Disease-modifying therapies ameliorate disease severity of sickle cell disease (SCD), but hematopoietic cell transplantation (HCT), and more recently, autologous gene therapy are the only treatments that have curative potential for SCD. While registry-based studies provide population-level estimates, they do not address the uncertainty regarding individual outcomes of HCT. Computational machine learning (ML) has the potential to identify generalizable predictive patterns and quantify uncertainty in estimates, thereby improving clinical decision-making. There is no existing ML model for SCD, and ML models for HCT for other diseases focus on single outcomes rather than all relevant outcomes.
This study aims to address the existing knowledge gap by developing and validating an individualized ML prediction model SPRIGHT (Sickle Cell Predicting Outcomes of Hematopoietic Cell Transplantation), incorporating multiple relevant pre-HCT features to make predictions of key post-HCT clinical outcomes.
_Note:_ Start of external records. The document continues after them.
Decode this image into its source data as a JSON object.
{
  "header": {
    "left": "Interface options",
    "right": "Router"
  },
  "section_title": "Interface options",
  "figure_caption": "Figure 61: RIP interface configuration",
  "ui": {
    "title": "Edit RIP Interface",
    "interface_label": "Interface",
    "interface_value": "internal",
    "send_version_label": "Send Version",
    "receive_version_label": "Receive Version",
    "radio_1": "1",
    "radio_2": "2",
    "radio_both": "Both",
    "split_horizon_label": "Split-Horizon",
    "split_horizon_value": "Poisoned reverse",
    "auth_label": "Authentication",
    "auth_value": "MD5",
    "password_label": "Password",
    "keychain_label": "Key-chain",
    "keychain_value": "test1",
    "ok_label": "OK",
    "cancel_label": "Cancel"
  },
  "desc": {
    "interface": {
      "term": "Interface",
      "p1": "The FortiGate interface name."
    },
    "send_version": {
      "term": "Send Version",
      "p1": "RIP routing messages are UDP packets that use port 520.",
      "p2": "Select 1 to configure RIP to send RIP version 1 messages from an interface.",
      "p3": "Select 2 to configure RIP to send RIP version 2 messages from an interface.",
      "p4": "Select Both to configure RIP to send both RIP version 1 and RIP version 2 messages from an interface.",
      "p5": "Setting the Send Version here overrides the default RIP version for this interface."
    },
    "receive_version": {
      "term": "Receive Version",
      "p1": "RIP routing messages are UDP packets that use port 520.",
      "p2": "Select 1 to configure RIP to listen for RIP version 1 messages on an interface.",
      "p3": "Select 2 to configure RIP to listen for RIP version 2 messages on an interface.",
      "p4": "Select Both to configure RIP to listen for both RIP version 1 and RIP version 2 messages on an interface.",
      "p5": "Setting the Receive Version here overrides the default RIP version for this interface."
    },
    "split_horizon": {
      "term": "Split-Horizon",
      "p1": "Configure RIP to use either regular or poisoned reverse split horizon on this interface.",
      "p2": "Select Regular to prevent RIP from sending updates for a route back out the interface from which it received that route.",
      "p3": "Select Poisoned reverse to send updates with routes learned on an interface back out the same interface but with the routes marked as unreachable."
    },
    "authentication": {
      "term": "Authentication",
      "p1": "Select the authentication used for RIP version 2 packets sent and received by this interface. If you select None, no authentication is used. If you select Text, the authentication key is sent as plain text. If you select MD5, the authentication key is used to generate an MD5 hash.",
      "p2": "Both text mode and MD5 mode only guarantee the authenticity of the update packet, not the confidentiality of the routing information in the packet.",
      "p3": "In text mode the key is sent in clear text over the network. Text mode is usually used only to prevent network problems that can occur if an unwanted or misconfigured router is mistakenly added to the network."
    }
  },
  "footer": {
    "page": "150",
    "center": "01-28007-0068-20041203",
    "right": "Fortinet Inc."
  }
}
We applied a supervised random forest ML model to clinical parameters in a deidentified Center for International Blood and Marrow Transplant Research (CIBMTR) dataset of 1641 patients who underwent HCT between 1991 and 2021 and were followed for a median of 42.5 (IQR 52.5;range 0.3-312.9) months. We applied forward and reverse feature selection methods to optimize a set of predictive variables. To counter the imbalance bias toward predicting positive outcomes due to the small number of negative outcomes, we constructed a training dataset, taking each outcome as variable of interest, and performed 2-times repeated 10-fold cross-validation. SPRIGHT is a web-based individualized prediction tool accessible by smartphone, tablet, or personal computer. It incorporates predictive variables of age, age group, Karnofsky or Lansky score, comorbidity index, recipient cytomegalovirus seropositivity, history of acute chest syndrome, need for exchange transfusion, occurrence and frequency of vaso-occlusive crisis (VOC) before HCT, and either a published or custom chemotherapy or radiation conditioning, serotherapy, and graft-versus-host disease prophylaxis. SPRIGHT makes individualized predictions of overall survival (OS), event-free survival, graft failure, acute graft-versus-host disease (AGVHD), chronic graft-versus-host disease (CGVHD), and occurrence of VOC or stroke post-HCT.
The model's ability to distinguish between positive and negative classes, that is, discrimination, was evaluated using the area under the curve, accuracy, and balanced accuracy. Discrimination met or exceeded published predictive benchmarks with area under the curve for OS (0.7925), event-free survival (0.7900), graft failure (0.8024), acute graft-versus-host disease (0.6793), chronic graft-versus-host disease (0.7320), and VOC post-HCT (0.8779). SPRIGHT revealed good calibration with a slope of 0.87-0.96, with small negative intercepts (-0.01 to 0.03), for 4 out of the 5 outcomes. However, OS exhibits nonideal calibration, which may be reflective of the overall high OS in all subgroups.
A web-based ML prediction tool incorporating multiple clinically relevant variables predicts key clinical outcomes with a high level of discrimination and calibration and has potential in shared decision-making.
疾病修饰疗法可改善镰状细胞病(SCD)的疾病严重程度,但造血细胞移植(HCT)以及最近的自体基因疗法是仅有的具有治愈SCD潜力的治疗方法。虽然基于登记处的研究提供了人群水平的估计,但它们并未解决HCT个体结果的不确定性问题。计算机器学习(ML)有潜力识别可推广的预测模式并量化估计中的不确定性,从而改善临床决策。目前尚无针对SCD的ML模型,而针对其他疾病的HCT的ML模型侧重于单一结果而非所有相关结果。
本研究旨在通过开发和验证个体化ML预测模型SPRIGHT(镰状细胞造血细胞移植结果预测模型)来填补现有知识空白,该模型纳入多个相关的HCT前特征以预测关键的HCT后临床结果。
我们将监督随机森林ML模型应用于国际血液和骨髓移植研究中心(CIBMTR)的一个去识别化数据集的临床参数,该数据集包含1641例在1991年至2021年间接受HCT且中位随访时间为42.5(四分位间距52.5;范围0.3 - 312.9)个月的患者。我们应用向前和向后特征选择方法来优化一组预测变量。为了应对由于阴性结果数量少而导致的预测阳性结果的不平衡偏差,我们构建了一个训练数据集,将每个结果作为感兴趣的变量,并进行2次重复的10折交叉验证。SPRIGHT是一个基于网络的个体化预测工具,可通过智能手机、平板电脑或个人计算机访问。它纳入了年龄、年龄组、卡诺夫斯基或兰斯基评分、合并症指数、受者巨细胞病毒血清学阳性、急性胸综合征病史、换血需求、HCT前血管闭塞性危机(VOC)发生情况及频率,以及已发表的或定制的化疗或放疗预处理、血清疗法和移植物抗宿主病预防等预测变量。SPRIGHT可对总生存期(OS)、无事件生存期、移植物失败、急性移植物抗宿主病(AGVHD)、慢性移植物抗宿主病(CGVHD)以及HCT后VOC或中风的发生情况进行个体化预测。
使用曲线下面积、准确性和平衡准确性评估了模型区分阳性和阴性类别的能力,即辨别力。辨别力达到或超过已发表的预测基准,OS的曲线下面积为0.7925,无事件生存期为0.7900,移植物失败为0.8024,急性移植物抗宿主病为0.6793,慢性移植物抗宿主病为0.7320,HCT后VOC为0.8779。SPRIGHT显示出良好的校准,5个结果中的4个结果的斜率为0.87 - 0.96,截距为小的负值(-0.01至0.03)。然而,OS表现出不理想的校准,这可能反映了所有亚组中总体较高的OS。
一个纳入多个临床相关变量的基于网络的ML预测工具能够以较高的辨别力和校准度预测关键临床结果,并在共同决策中具有潜力。